I suppose this issue has been around for a while and is probably not super urgent, but I'll bring this up on a refinement session. Possibly we should disable the SV calling from VarDict, or separate it and add to the SVDB merge. But since I have no idea how good VarDict is at calling SVs I'm not ready to say that we should do that yet.

mathiasbio commented 9 months ago

Decision in refinement meeting 2024-01-12 to just remove the SV calls from VarDict

mathiasbio commented 6 months ago

An update to this issue: We will need to keep the SVs in VarDict for now, as this is how we are calling FLT3-ITD at the moment and the clinicians are looking for this variant in the SNV and InDel results. But it would be nice if we could work out a way to clean this up for the future...

mathiasbio commented 6 months ago

The above realisation occurred during testing of this PR https://github.com/Clinical-Genomics/BALSAMIC/pull/1414 which attempted to remove the SVs by adding the -U flag to the tumor only workflow as well (it had already been added to the tumor normal workflow).

dnil commented 6 months ago

Thank you for the attention to this - it's (occasionally) an annoying problem for the users, and it feels like it only awaits its first case of a misinterpreted causative variant, but so far I guess they manage.

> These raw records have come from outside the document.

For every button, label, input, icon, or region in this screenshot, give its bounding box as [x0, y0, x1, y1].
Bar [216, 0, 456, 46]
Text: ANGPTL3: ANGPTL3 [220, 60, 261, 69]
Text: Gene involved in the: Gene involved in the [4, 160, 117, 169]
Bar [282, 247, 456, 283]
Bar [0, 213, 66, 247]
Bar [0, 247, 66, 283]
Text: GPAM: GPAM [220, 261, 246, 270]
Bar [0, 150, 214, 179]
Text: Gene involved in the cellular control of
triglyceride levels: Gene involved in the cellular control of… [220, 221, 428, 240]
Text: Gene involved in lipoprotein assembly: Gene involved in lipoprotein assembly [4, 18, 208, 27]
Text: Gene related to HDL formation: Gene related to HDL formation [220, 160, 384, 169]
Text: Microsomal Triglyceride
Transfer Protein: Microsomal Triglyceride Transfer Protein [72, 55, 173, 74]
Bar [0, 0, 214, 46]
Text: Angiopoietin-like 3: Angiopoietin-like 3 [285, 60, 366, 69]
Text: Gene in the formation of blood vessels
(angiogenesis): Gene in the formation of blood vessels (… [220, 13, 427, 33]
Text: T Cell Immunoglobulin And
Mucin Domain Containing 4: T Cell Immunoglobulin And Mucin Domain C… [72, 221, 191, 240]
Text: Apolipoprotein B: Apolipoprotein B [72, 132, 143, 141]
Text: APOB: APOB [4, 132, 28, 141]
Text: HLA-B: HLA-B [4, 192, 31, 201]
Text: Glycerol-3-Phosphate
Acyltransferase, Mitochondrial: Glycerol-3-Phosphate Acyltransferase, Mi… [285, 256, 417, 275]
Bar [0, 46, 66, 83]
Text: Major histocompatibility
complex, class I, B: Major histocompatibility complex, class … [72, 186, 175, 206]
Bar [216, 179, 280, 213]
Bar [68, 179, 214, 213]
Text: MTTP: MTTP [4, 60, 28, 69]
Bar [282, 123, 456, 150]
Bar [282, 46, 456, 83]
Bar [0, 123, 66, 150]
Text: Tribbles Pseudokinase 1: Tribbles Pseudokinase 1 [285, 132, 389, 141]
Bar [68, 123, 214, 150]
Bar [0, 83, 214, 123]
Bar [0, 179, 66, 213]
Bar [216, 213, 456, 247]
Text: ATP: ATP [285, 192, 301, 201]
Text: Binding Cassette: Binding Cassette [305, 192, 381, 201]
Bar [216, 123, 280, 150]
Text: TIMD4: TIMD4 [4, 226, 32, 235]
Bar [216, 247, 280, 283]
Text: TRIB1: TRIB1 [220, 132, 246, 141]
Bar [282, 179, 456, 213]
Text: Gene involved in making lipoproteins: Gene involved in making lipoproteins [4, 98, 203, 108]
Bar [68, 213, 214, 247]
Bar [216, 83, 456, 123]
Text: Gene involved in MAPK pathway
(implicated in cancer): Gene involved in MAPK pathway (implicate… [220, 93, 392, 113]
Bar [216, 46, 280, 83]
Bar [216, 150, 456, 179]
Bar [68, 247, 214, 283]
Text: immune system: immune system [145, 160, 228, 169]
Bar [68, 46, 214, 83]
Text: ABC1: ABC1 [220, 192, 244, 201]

Using VarDict for SV calling seems to make perfect sense, especially if it reproducibly finds the FLT3-ITD in contrast to others. But there should be no short read scenario where that variant ends up in the SNV file, with SNV annotation? Is there any reason why SVs produced by VarDict should not be split off into a SV VCF directly after calling, and treated as such for the remainder of the pipe?